Mnemosyne (iPad Mini)
If VFX Lurker is around, she (?) needs to send her uninsured friend to the Covered CA page about the tax penalty for 2015 — I’m not sure he understands how much it could end up costing him next year:
http://www.coveredca.com/ShopAndCompare/2015/#totalCosts
They have extended the song-up date for 2015 insurance because a lot of people are surprised at how much the penalty actually is for them and are signing up for 2015. He and his wife may even be eligible for MediCal if they’re both un- or underemployed, so they should check and see.
Mnemosyne (iPad Mini)
@pseudonymous in nc:
Medical billing-type jobs will never go away entirely because even in a single provider system like the UK’s, doctors still have to report to the government what procedures or treatments they did for each patient. We hopefully will need a lot fewer of them because there will be a single set of codes, but the function of reporting to the payer what was done will still exist.

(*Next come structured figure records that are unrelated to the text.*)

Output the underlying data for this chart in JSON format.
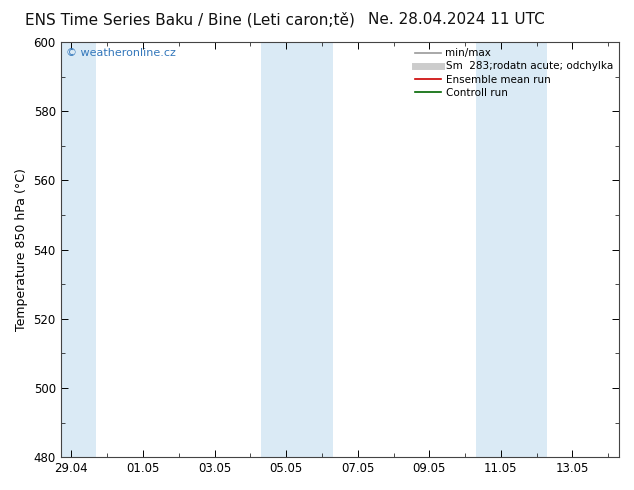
{
  "title_left": "ENS Time Series Baku / Bine (Leti caron;tě)",
  "title_right": "Ne. 28.04.2024 11 UTC",
  "ylabel": "Temperature 850 hPa (°C)",
  "ylim": [
    480,
    600
  ],
  "yticks": [
    480,
    500,
    520,
    540,
    560,
    580,
    600
  ],
  "xtick_labels": [
    "29.04",
    "01.05",
    "03.05",
    "05.05",
    "07.05",
    "09.05",
    "11.05",
    "13.05"
  ],
  "xtick_positions": [
    0,
    2,
    4,
    6,
    8,
    10,
    12,
    14
  ],
  "xlim": [
    -0.3,
    15.3
  ],
  "shaded_bands": [
    {
      "start": -0.3,
      "end": 0.7
    },
    {
      "start": 5.3,
      "end": 7.3
    },
    {
      "start": 11.3,
      "end": 13.3
    }
  ],
  "shade_color": "#daeaf5",
  "bg_color": "#ffffff",
  "plot_bg_color": "#ffffff",
  "watermark": "© weatheronline.cz",
  "watermark_color": "#3377bb",
  "legend_entries": [
    {
      "label": "min/max",
      "color": "#999999",
      "lw": 1.2,
      "style": "-"
    },
    {
      "label": "Sm  283;rodatn acute; odchylka",
      "color": "#cccccc",
      "lw": 5,
      "style": "-"
    },
    {
      "label": "Ensemble mean run",
      "color": "#cc0000",
      "lw": 1.2,
      "style": "-"
    },
    {
      "label": "Controll run",
      "color": "#006600",
      "lw": 1.2,
      "style": "-"
    }
  ],
  "title_fontsize": 11,
  "tick_fontsize": 8.5,
  "ylabel_fontsize": 9,
  "legend_fontsize": 7.5,
  "border_color": "#444444",
  "watermark_fontsize": 8
}
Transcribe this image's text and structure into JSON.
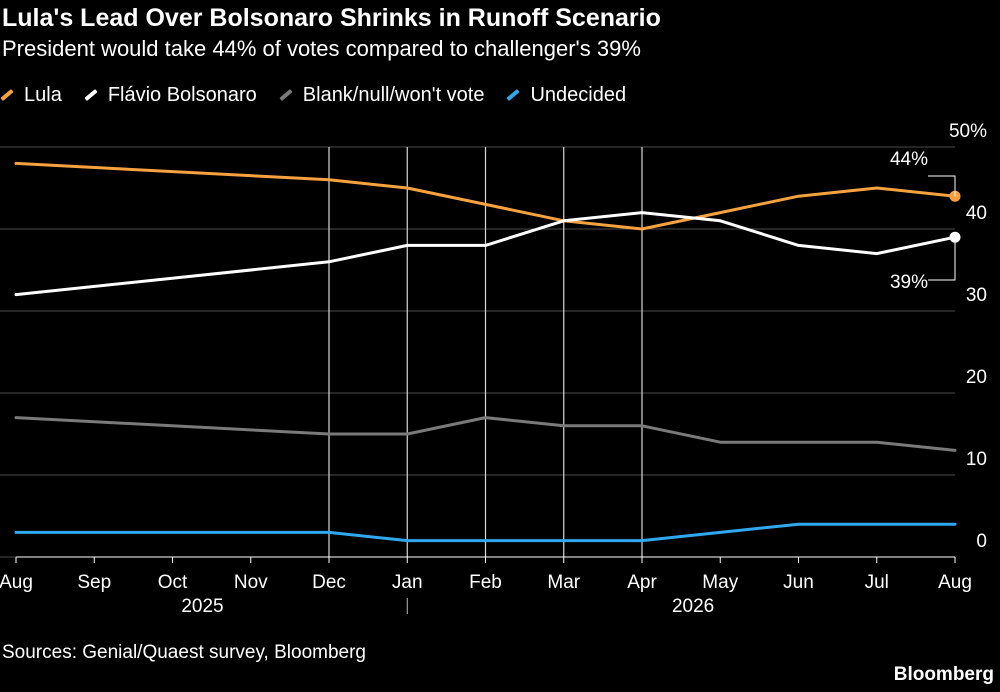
{
  "title": "Lula's Lead Over Bolsonaro Shrinks in Runoff Scenario",
  "subtitle": "President would take 44% of votes compared to challenger's 39%",
  "source": "Sources: Genial/Quaest survey, Bloomberg",
  "brand": "Bloomberg",
  "chart_data": {
    "type": "line",
    "x": [
      "Aug",
      "Sep",
      "Oct",
      "Nov",
      "Dec",
      "Jan",
      "Feb",
      "Mar",
      "Apr",
      "May",
      "Jun",
      "Jul",
      "Aug"
    ],
    "year_labels": [
      "2025",
      "2026"
    ],
    "ylim": [
      0,
      50
    ],
    "yticks": [
      "0",
      "10",
      "20",
      "30",
      "40",
      "50%"
    ],
    "grid": true,
    "legend_position": "top-left",
    "series": [
      {
        "name": "Lula",
        "color": "#f7a23e",
        "points": [
          [
            "Aug 2025",
            48
          ],
          [
            "Dec 2025",
            46
          ],
          [
            "Jan 2026",
            45
          ],
          [
            "Feb 2026",
            43
          ],
          [
            "Mar 2026",
            41
          ],
          [
            "Apr 2026",
            40
          ],
          [
            "May 2026",
            42
          ],
          [
            "Jun 2026",
            44
          ],
          [
            "Jul 2026",
            45
          ],
          [
            "Aug 2026",
            44
          ]
        ]
      },
      {
        "name": "Flávio Bolsonaro",
        "color": "#ffffff",
        "points": [
          [
            "Aug 2025",
            32
          ],
          [
            "Dec 2025",
            36
          ],
          [
            "Jan 2026",
            38
          ],
          [
            "Feb 2026",
            38
          ],
          [
            "Mar 2026",
            41
          ],
          [
            "Apr 2026",
            42
          ],
          [
            "May 2026",
            41
          ],
          [
            "Jun 2026",
            38
          ],
          [
            "Jul 2026",
            37
          ],
          [
            "Aug 2026",
            39
          ]
        ]
      },
      {
        "name": "Blank/null/won't vote",
        "color": "#7a7a7a",
        "points": [
          [
            "Aug 2025",
            17
          ],
          [
            "Dec 2025",
            15
          ],
          [
            "Jan 2026",
            15
          ],
          [
            "Feb 2026",
            17
          ],
          [
            "Mar 2026",
            16
          ],
          [
            "Apr 2026",
            16
          ],
          [
            "May 2026",
            14
          ],
          [
            "Jun 2026",
            14
          ],
          [
            "Jul 2026",
            14
          ],
          [
            "Aug 2026",
            13
          ]
        ]
      },
      {
        "name": "Undecided",
        "color": "#2fa8f0",
        "points": [
          [
            "Aug 2025",
            3
          ],
          [
            "Dec 2025",
            3
          ],
          [
            "Jan 2026",
            2
          ],
          [
            "Feb 2026",
            2
          ],
          [
            "Mar 2026",
            2
          ],
          [
            "Apr 2026",
            2
          ],
          [
            "May 2026",
            3
          ],
          [
            "Jun 2026",
            4
          ],
          [
            "Jul 2026",
            4
          ],
          [
            "Aug 2026",
            4
          ]
        ]
      }
    ],
    "survey_dates": [
      "Dec 2025",
      "Jan 2026",
      "Feb 2026",
      "Mar 2026",
      "Apr 2026"
    ],
    "annotations": [
      {
        "series": "Lula",
        "text": "44%"
      },
      {
        "series": "Flávio Bolsonaro",
        "text": "39%"
      }
    ]
  }
}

I can’t remember if it’s written into PPACA or not, but unified codes would really help a lot. If all insurers used the same coding for the same procedures, medical facilities wouldn’t need people who specialize in doing the billing for specific insurance companies.
Petorado
Evaluating individual variables that are only part of a complex equation and drawing sweeping inferences from them is the definition of foolishness — and punditry.
jl
Thought Levitt’s tweet lead to something by him that would expand on his tweet.But the tweet did not do that, so it means nothing.

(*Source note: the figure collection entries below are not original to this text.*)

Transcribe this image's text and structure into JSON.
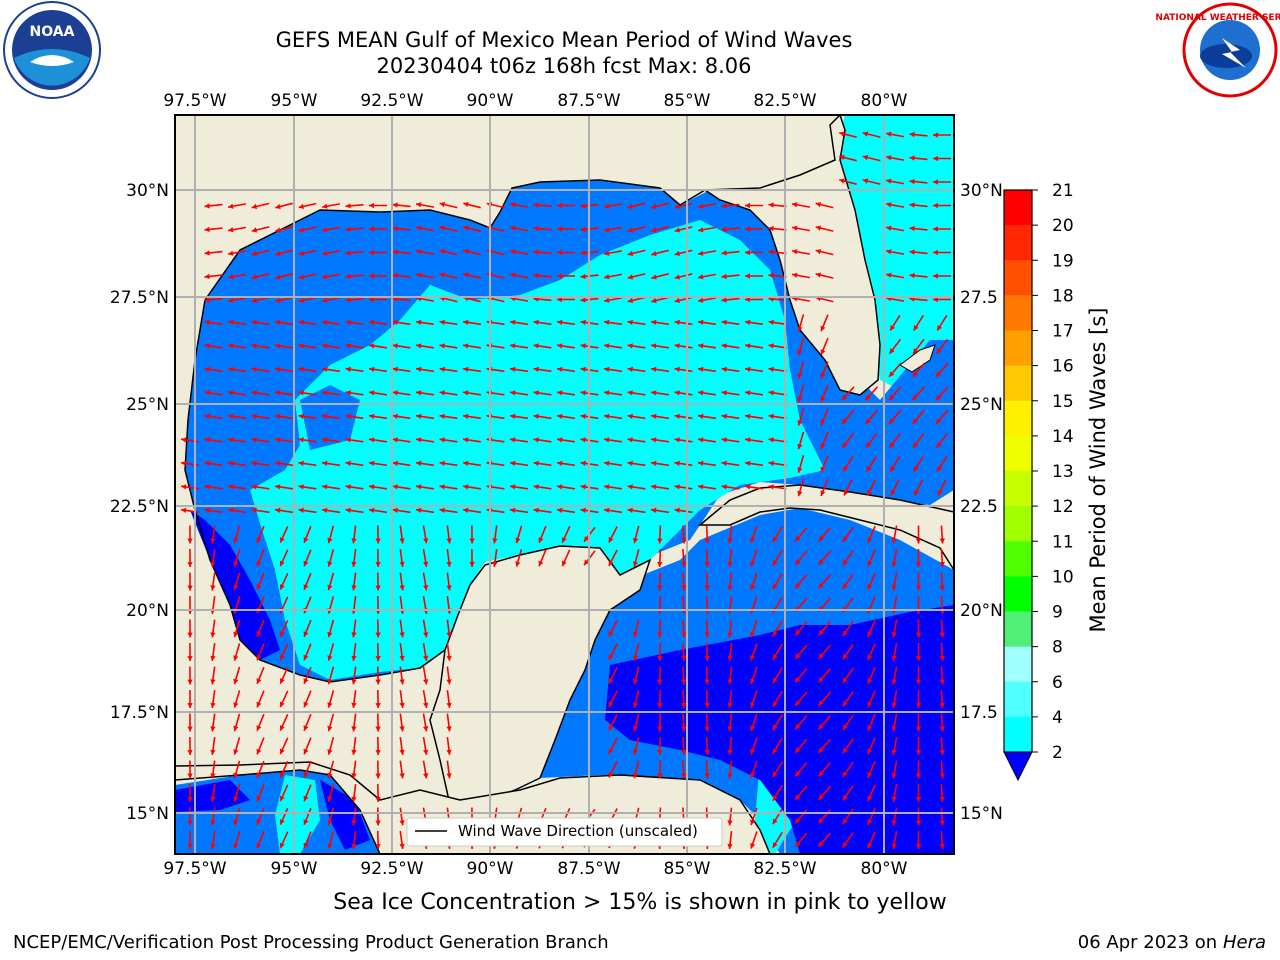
{
  "title": {
    "line1": "GEFS MEAN Gulf of Mexico Mean Period of Wind Waves",
    "line2": "20230404 t06z 168h fcst   Max: 8.06"
  },
  "map": {
    "lon_ticks": [
      "97.5°W",
      "95°W",
      "92.5°W",
      "90°W",
      "87.5°W",
      "85°W",
      "82.5°W",
      "80°W"
    ],
    "lat_ticks_left": [
      "30°N",
      "27.5°N",
      "25°N",
      "22.5°N",
      "20°N",
      "17.5°N",
      "15°N"
    ],
    "lat_ticks_right": [
      "30°N",
      "27.5",
      "25°N",
      "22.5",
      "20°N",
      "17.5",
      "15°N"
    ],
    "legend_label": "Wind Wave Direction (unscaled)",
    "land_color": "#efedd9",
    "arrow_color": "#ff0000"
  },
  "colorbar": {
    "label": "Mean Period of Wind Waves [s]",
    "ticks": [
      "21",
      "20",
      "19",
      "18",
      "17",
      "16",
      "15",
      "14",
      "13",
      "12",
      "11",
      "10",
      "9",
      "8",
      "6",
      "4",
      "2"
    ],
    "colors": [
      "#ff0000",
      "#ff2800",
      "#ff5000",
      "#ff7800",
      "#ffa000",
      "#ffc800",
      "#fff000",
      "#f0ff00",
      "#c8ff00",
      "#a0ff00",
      "#50ff00",
      "#00ff00",
      "#50f078",
      "#a0ffff",
      "#50ffff",
      "#00ffff",
      "#0078ff",
      "#0000ff"
    ]
  },
  "ice_note": "Sea Ice Concentration > 15% is shown in pink to yellow",
  "footer": {
    "left": "NCEP/EMC/Verification Post Processing Product Generation Branch",
    "right_date": "06 Apr 2023 on",
    "right_host": "Hera"
  },
  "logos": {
    "noaa_text": "NOAA",
    "nws_text": "NATIONAL WEATHER SERVICE"
  }
}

The US health care provider professional mix is very heavily skewed towards specialists with very high salaries.
A higher proportion of healthcare workforce composed of primary care docs paid somewhat more than they are now, more highly skilled nurses, etc. would not mean more expensive health care as proportion of per capita GDP.
So, yeah, about the mix.
Origuy
My housemate had back surgery in September and subsequently had multiple complications, putting her in and out three different hospitals in the the next 5 months. She was in Valley, the county hospital here in Santa Clara; Stanford, a well-funded private non-profit; and Regional, a private hospital run by HCA. She’s on MediCal (California MediCare), which makes some difference in how she was handled, I believe.
Stanford was the least understaffed, as you might expect. Regional had just opened a new tower and was still operating the old one. She was in both areas. The old area was cramped; the new area was spacious, but still didn’t have enough nurses and aides to respond quickly to routine issues. Valley Med, despite its reputation in the area, usually had enough staff in my observations.
I could say a lot about MediCal’s pennywise and pound foolishness, but that’s for another time.